Help with adding a custom .lang GtkSourceView language definition file for use with GNOME Text Editor

I’ve been trying to add a language file to a Fedora 43 setup in order to have syntax highlighting on files when viewing them in GNOME Text Editor. Some of the advice from the GTKSourceView documentation ( GtkSource – 5: Language Definition v2.0 Introduction ) suggests one can do this by placing an appropriate .lang file in a user-specific directory like ~/.local/share/gtksourceview-5/language-specs/ assuming you have the directory parent of gtksourceview-5 listed in either $XDG_DATA_HOME or $XDG_DATA_DIRS.

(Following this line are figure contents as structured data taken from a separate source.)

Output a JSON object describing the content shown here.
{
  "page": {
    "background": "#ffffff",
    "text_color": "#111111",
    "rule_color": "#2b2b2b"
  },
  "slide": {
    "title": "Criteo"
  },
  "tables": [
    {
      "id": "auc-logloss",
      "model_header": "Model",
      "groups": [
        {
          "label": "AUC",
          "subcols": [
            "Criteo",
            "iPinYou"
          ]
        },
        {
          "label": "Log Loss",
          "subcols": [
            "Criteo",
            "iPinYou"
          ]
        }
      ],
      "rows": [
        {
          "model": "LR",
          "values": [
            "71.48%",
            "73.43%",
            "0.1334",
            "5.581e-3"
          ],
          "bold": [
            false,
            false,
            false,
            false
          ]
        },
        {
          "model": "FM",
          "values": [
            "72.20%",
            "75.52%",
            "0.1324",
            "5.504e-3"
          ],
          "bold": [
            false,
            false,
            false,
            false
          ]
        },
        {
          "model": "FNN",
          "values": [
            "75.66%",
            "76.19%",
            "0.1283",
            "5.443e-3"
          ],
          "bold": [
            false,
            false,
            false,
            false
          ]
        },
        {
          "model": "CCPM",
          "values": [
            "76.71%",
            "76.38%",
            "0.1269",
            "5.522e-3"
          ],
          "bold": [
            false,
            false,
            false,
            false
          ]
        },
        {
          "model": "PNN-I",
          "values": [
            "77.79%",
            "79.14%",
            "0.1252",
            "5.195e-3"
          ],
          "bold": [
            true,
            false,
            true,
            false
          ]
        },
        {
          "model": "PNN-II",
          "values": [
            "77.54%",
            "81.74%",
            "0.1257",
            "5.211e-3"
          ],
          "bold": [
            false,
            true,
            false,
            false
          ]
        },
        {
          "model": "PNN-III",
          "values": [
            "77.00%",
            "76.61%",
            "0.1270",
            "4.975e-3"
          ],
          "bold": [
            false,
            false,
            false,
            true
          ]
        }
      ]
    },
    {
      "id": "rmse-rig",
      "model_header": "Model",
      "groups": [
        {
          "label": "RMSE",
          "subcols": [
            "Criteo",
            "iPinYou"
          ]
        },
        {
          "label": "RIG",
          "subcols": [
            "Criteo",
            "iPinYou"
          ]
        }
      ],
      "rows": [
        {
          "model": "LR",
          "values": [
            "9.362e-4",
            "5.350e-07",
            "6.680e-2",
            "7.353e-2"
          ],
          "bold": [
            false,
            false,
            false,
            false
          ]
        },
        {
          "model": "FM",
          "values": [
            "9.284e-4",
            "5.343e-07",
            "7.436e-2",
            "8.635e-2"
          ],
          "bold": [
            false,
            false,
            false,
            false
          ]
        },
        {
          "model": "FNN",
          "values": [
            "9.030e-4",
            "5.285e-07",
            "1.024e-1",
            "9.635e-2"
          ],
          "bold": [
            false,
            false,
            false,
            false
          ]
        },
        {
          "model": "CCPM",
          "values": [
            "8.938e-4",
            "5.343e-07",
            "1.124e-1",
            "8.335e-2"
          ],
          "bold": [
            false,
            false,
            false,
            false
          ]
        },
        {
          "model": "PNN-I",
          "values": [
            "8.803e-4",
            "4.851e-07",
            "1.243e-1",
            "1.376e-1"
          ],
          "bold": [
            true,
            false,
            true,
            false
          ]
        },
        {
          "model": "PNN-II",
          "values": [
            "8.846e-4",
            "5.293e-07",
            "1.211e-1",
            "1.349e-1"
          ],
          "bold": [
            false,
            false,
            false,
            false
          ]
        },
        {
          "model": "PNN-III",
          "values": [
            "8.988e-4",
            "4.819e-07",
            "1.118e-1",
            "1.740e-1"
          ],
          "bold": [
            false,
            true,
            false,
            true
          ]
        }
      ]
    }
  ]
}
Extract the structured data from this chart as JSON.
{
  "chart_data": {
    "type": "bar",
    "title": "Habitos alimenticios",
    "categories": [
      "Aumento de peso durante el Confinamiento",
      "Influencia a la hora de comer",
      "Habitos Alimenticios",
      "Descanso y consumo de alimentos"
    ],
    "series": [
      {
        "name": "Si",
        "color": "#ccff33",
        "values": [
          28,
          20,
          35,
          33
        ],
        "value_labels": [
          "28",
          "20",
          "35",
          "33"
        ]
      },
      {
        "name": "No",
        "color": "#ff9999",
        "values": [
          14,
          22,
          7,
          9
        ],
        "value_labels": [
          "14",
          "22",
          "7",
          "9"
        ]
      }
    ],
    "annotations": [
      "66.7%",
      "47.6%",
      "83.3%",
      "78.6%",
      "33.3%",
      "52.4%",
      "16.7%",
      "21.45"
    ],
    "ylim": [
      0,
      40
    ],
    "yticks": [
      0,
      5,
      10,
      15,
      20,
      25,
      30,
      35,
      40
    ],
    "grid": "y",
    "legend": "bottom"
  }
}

With this in mind I’ve tried the following:

  1. Create a folder named gtksourceview-5 in ~/.local/share/ (i.e. mkdir ~/.local/share/gtksourceview-5/ ) if there isn’t already one. (NOTE: I have also tried this with the name libgedit-gtksourceview-300 instead too.)
  2. Create a subfolder named language-specs (i.e. mkdir ~/.local/share/gtksourceview-5/language-specs).
  3. Copy in your .lang file (in my specific scenario I was trying to play with one called 1. beancount.lang )
  4. We need a consistent way for the ~/.local/share/ folder to be in the environment variable $XDG_DATA_DIRS. Some other posts out there suggest putting in an export line in ~/.xsessionrc, but that applies to X11 setups, not Wayland. Some also suggest putting it in ~/.profile, but I personally haven’t observed that to work in practice. I’ve found myself creating a link to the user-specific folder via a system-wide (i.e. need sudo) script by creating a xdg.sh file in /etc/profile.d based on the advice here, with the following line in it:
    export XDG_DATA_DIRS=$HOME"/.local/share/:"$XDG_DATA_DIRS
    (NOTE: I have also tried setting the $XDG_DATA_HOME environment variable with export XDG_DATA_HOME=$HOME"/.local/share/")
  5. Okay, with the folder created, the lang file installed, and the script to set the environment variable setup, try logging out of your gnome session or rebooting your machine. Then log back in and:
    1. Check that $XDG_DATA_DIRS is set by running echo $XDG_DATA_DIRS.
    2. Try opening up Text Editor in GNOME, clicking the circle-i icon in the upper right, select ‘Document Type’ and see if your desired language appears. This is where I’m having issues - I don’t seem to ever see my custom language file here, despite seeing the directory set in $XDG_DATA_DIRS, and trying other directory name variations (e.g. libgedit-sourceview-300), etc.

Any idea what might be going wrong?

This works for me:

mkdir -p -Z ~/.local/share/gtksourceview-5/language-specs
wget -P ~/.local/share/gtksourceview-5/language-specs \
https://gitlab.gnome.org/GNOME/gtksourceview/-/\
raw/880cc80a1af0486b0925e306fcceb000215d124c/\
data/language-specs/beancount.lang

wget https://github.com/beancount/beancount/\
raw/refs/heads/master/examples/simple/basic.beancount

gnome-text-editor basic.beancount

If the issue persists, test it under a new user with default settings.

Thanks for the testing this out. Surprisingly it does work under a different user account on the same machine.

EDIT: This was likely due to me using a flatpak-installed version of gnome-text-editor which likely had some sandboxing limitations. Ended up uninstalling the flatpak version, then running sudo dnf reinstall gnome-text-editor to reinstall gnome-text-editor to make sure the Desktop entry gets refreshed, and things work now.